At the end of June, Lockheed Martin’s Sikorsky helicopter division signed a massive $3.8 billion Department of Defense contract for 257 UH-60 Black Hawk utility copters, destined for the U.S. Army and certain foreign military customers over the next five years.
The contract, which included both the classic Black Hawk and its HH-60M MEDEVAC variant, includes opportunities for the Army to pick up an extra 103 aircraft, according to the Hartford Courant, a clause that would push the value of the deal as high as $5.2 billion through 2022.
The problem? The Army’s having some serious difficulty actually flying these iconic choppers.

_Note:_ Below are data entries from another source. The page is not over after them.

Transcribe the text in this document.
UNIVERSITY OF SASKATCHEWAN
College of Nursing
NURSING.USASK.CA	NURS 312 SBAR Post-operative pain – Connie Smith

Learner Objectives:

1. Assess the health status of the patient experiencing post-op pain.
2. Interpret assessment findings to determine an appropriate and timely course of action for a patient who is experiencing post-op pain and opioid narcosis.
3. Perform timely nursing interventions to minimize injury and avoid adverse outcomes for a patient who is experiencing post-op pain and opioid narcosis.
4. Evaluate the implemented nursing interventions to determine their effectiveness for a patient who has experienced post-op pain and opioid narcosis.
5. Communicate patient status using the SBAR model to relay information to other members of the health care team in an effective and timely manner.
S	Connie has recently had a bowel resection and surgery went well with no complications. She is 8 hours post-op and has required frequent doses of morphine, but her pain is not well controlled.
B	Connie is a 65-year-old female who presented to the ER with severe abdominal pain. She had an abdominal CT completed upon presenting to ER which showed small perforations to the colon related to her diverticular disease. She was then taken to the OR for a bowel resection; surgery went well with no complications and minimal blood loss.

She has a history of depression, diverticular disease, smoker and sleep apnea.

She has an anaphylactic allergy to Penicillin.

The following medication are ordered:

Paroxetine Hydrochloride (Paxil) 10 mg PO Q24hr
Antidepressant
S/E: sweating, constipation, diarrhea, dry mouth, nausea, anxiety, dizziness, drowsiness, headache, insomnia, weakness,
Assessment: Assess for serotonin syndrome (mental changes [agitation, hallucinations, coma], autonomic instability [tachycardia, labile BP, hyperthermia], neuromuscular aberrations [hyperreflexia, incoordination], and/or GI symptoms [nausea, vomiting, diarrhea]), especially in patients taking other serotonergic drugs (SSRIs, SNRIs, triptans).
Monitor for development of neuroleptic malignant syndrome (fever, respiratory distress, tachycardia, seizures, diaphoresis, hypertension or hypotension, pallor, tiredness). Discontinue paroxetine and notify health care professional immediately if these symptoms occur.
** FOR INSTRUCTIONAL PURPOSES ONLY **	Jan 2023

Days before Lockheed Martin announced the new contract, a Pentagon inspector general audit revealed that the Army “did not provide adequate funding and training for H-60 pilots on the new equipment.” And if this problem goes unaddressed, the branch may face a shortage of up to 160 trained H-60 pilots by 2026.
Sadly, the Army has nobody to blame but itself for this problem. According to the DoD IG report, the shortfall in funding and training occurred “because Army officials did not agree which Army organization was responsible for funding and conducting H-60 new equipment training” — the various branch offices literally just passed the buck to one another. To correct the issue, the branch will require nearly $153 million more than currently budgeted for both training and new equipment for 1,390 Black Hawk pilots through 2035.

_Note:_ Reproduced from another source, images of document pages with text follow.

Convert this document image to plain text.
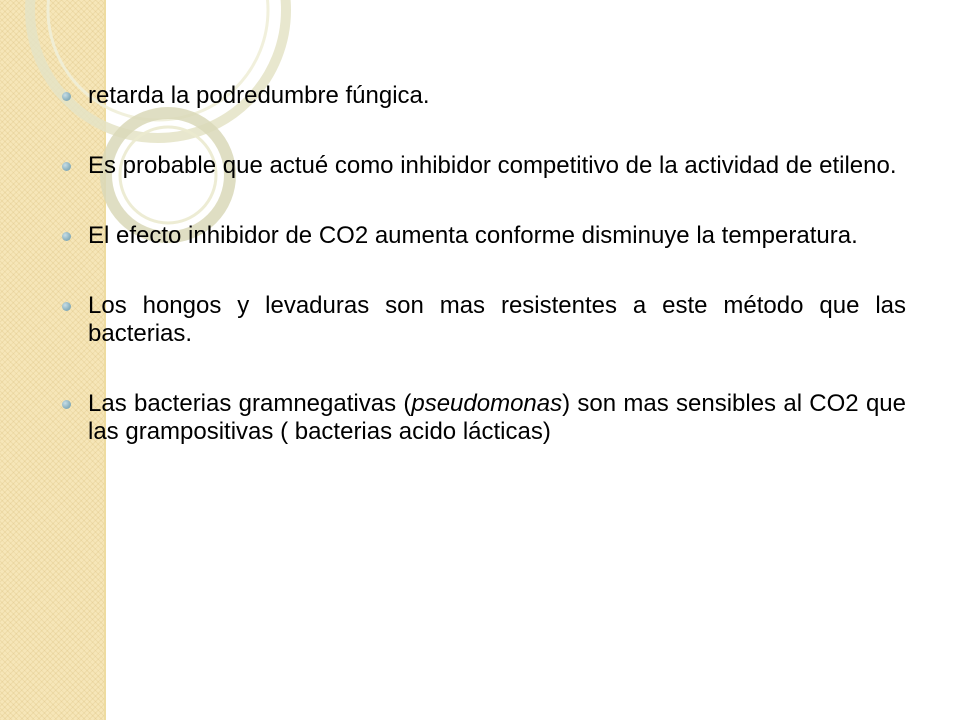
retarda la podredumbre fúngica.
Es probable que actué como inhibidor competitivo de la actividad de etileno.
El efecto inhibidor de CO2 aumenta conforme disminuye la temperatura.
Los hongos y levaduras son mas resistentes a este método que las bacterias.
Las bacterias gramnegativas (pseudomonas) son mas sensibles al CO2 que las grampositivas ( bacterias acido lácticas)
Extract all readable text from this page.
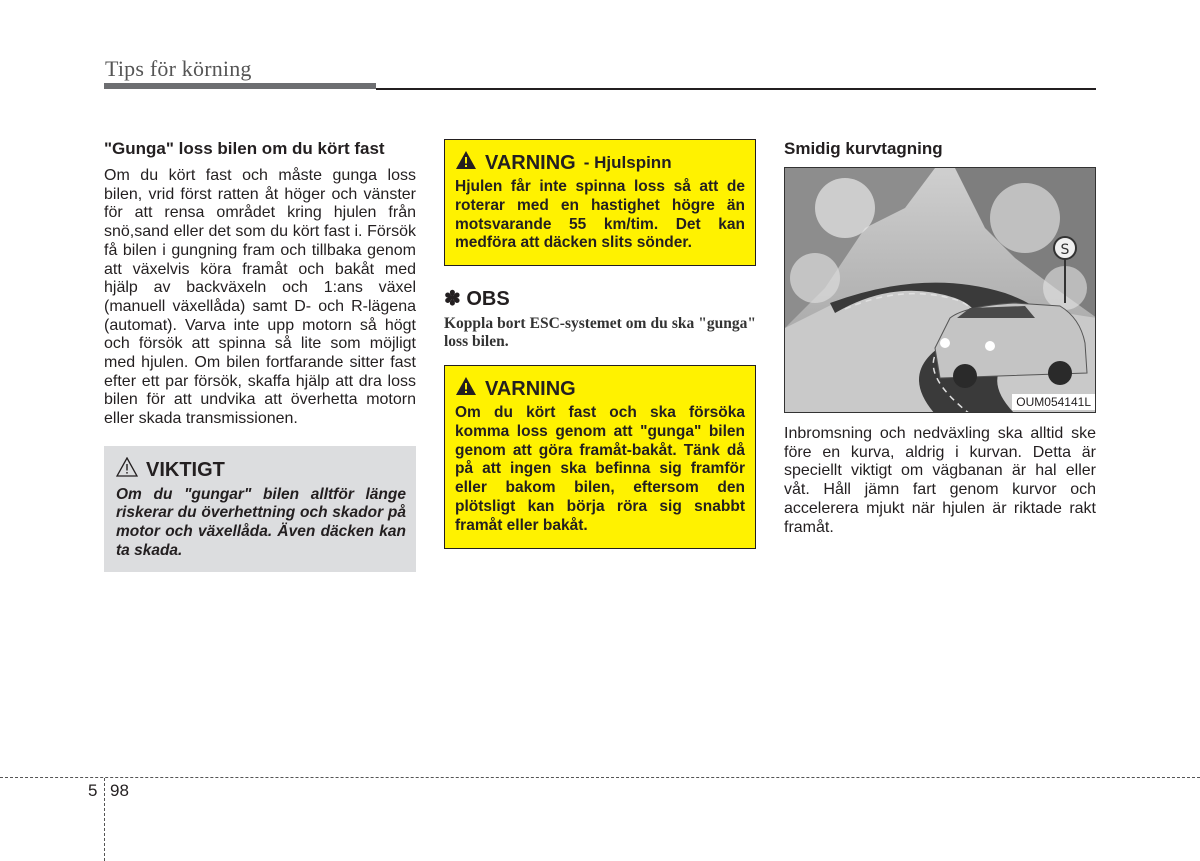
Tips för körning
"Gunga" loss bilen om du kört fast

Om du kört fast och måste gunga loss bilen, vrid först ratten åt höger och vänster för att rensa området kring hjulen från snö,sand eller det som du kört fast i. Försök få bilen i gungning fram och tillbaka genom att växelvis köra framåt och bakåt med hjälp av backväxeln och 1:ans växel (manuell växellåda) samt D- och R-lägena (automat). Varva inte upp motorn så högt och försök att spinna så lite som möjligt med hjulen. Om bilen fortfarande sitter fast efter ett par försök, skaffa hjälp att dra loss bilen för att undvika att överhetta motorn eller skada transmissionen.

VIKTIGT
Om du "gungar" bilen alltför länge riskerar du överhettning och skador på motor och växellåda. Även däcken kan ta skada.
VARNING - Hjulspinn
Hjulen får inte spinna loss så att de roterar med en hastighet högre än motsvarande 55 km/tim. Det kan medföra att däcken slits sönder.
✽ OBS
Koppla bort ESC-systemet om du ska "gunga" loss bilen.
VARNING
Om du kört fast och ska försöka komma loss genom att "gunga" bilen genom att göra framåt-bakåt. Tänk då på att ingen ska befinna sig framför eller bakom bilen, eftersom den plötsligt kan börja röra sig snabbt framåt eller bakåt.
Smidig kurvtagning
S
OUM054141L

Inbromsning och nedväxling ska alltid ske före en kurva, aldrig i kurvan. Detta är speciellt viktigt om vägbanan är hal eller våt. Håll jämn fart genom kurvor och accelerera mjukt när hjulen är riktade rakt framåt.

5 98
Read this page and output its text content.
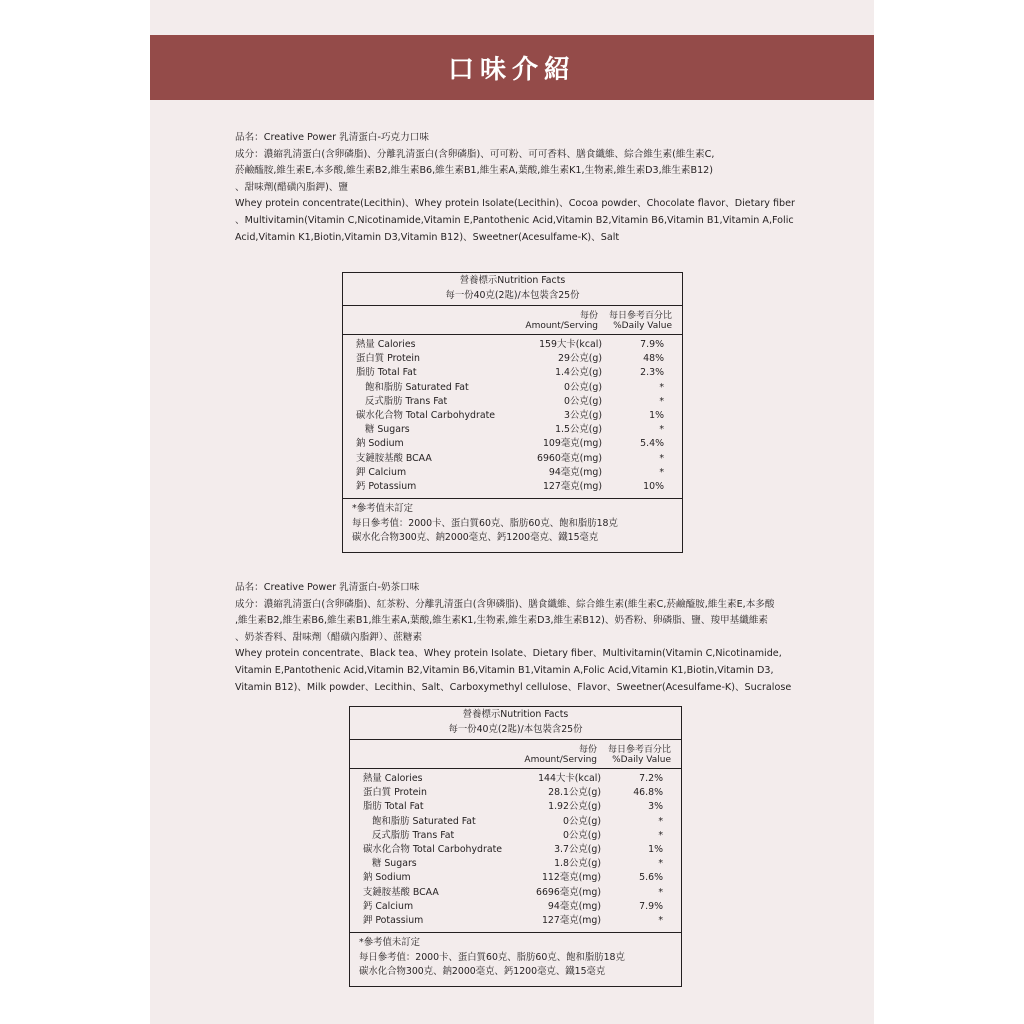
口味介紹
品名：Creative Power 乳清蛋白-巧克力口味
成分：濃縮乳清蛋白(含卵磷脂)、分離乳清蛋白(含卵磷脂)、可可粉、可可香料、膳食纖維、綜合維生素(維生素C,
菸鹼醯胺,維生素E,本多酸,維生素B2,維生素B6,維生素B1,維生素A,葉酸,維生素K1,生物素,維生素D3,維生素B12)
、甜味劑(醋磺內脂鉀)、鹽
Whey protein concentrate(Lecithin)、Whey protein Isolate(Lecithin)、Cocoa powder、Chocolate flavor、Dietary fiber
、Multivitamin(Vitamin C,Nicotinamide,Vitamin E,Pantothenic Acid,Vitamin B2,Vitamin B6,Vitamin B1,Vitamin A,Folic
Acid,Vitamin K1,Biotin,Vitamin D3,Vitamin B12)、Sweetner(Acesulfame-K)、Salt
營養標示Nutrition Facts
每一份40克(2匙)/本包裝含25份
每份
Amount/Serving
每日參考百分比
%Daily Value
熱量 Calories	159大卡(kcal)	7.9%
蛋白質 Protein	29公克(g)	48%
脂肪 Total Fat	1.4公克(g)	2.3%
飽和脂肪 Saturated Fat	0公克(g)	*
反式脂肪 Trans Fat	0公克(g)	*
碳水化合物 Total Carbohydrate	3公克(g)	1%
糖 Sugars	1.5公克(g)	*
鈉 Sodium	109毫克(mg)	5.4%
支鏈胺基酸 BCAA	6960毫克(mg)	*
鉀 Calcium	94毫克(mg)	*
鈣 Potassium	127毫克(mg)	10%
*參考值未訂定
每日參考值：2000卡、蛋白質60克、脂肪60克、飽和脂肪18克
碳水化合物300克、鈉2000毫克、鈣1200毫克、鐵15毫克
品名：Creative Power 乳清蛋白-奶茶口味
成分：濃縮乳清蛋白(含卵磷脂)、紅茶粉、分離乳清蛋白(含卵磷脂)、膳食纖維、綜合維生素(維生素C,菸鹼醯胺,維生素E,本多酸
,維生素B2,維生素B6,維生素B1,維生素A,葉酸,維生素K1,生物素,維生素D3,維生素B12)、奶香粉、卵磷脂、鹽、羧甲基纖維素
、奶茶香料、甜味劑（醋磺內脂鉀）、蔗糖素
Whey protein concentrate、Black tea、Whey protein Isolate、Dietary fiber、Multivitamin(Vitamin C,Nicotinamide,
Vitamin E,Pantothenic Acid,Vitamin B2,Vitamin B6,Vitamin B1,Vitamin A,Folic Acid,Vitamin K1,Biotin,Vitamin D3,
Vitamin B12)、Milk powder、Lecithin、Salt、Carboxymethyl cellulose、Flavor、Sweetner(Acesulfame-K)、Sucralose
營養標示Nutrition Facts
每一份40克(2匙)/本包裝含25份
每份
Amount/Serving
每日參考百分比
%Daily Value
熱量 Calories	144大卡(kcal)	7.2%
蛋白質 Protein	28.1公克(g)	46.8%
脂肪 Total Fat	1.92公克(g)	3%
飽和脂肪 Saturated Fat	0公克(g)	*
反式脂肪 Trans Fat	0公克(g)	*
碳水化合物 Total Carbohydrate	3.7公克(g)	1%
糖 Sugars	1.8公克(g)	*
鈉 Sodium	112毫克(mg)	5.6%
支鏈胺基酸 BCAA	6696毫克(mg)	*
鈣 Calcium	94毫克(mg)	7.9%
鉀 Potassium	127毫克(mg)	*
*參考值未訂定
每日參考值：2000卡、蛋白質60克、脂肪60克、飽和脂肪18克
碳水化合物300克、鈉2000毫克、鈣1200毫克、鐵15毫克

But training isn’t the only problem. The audit found that Army Aviation and Missile Command “did not effectively manage airframe condition evaluations for the UH-60 fleet,” with nearly 25% (460 out of 2,098) of the branch’s Black Hawk helicopters foregoing safety inspections and other mandatory evaluations between March 2016 and February 2017.
This problem extended down to the unit level, too. “Evaluators identified safety problems with some UH-60 helicopters that required the unit commander to ground (restrict flying) those helicopters,” the audit says. “However, the unit commander did not always allow evaluators to finish the evaluation of additional helicopters because he did not want to ground more helicopters if additional safety problems were identified.”
The Army wanted to have a fully modernized and upgraded fleet of 2,135 Black Hawks by 2035, according to the audit, but how the branch plans on squaring its new five-year billion-dollar contract with Sikorsky and its imminent pilot shortfall is unclear. Army officials did not immediately return requests for comment from Task & Purpose.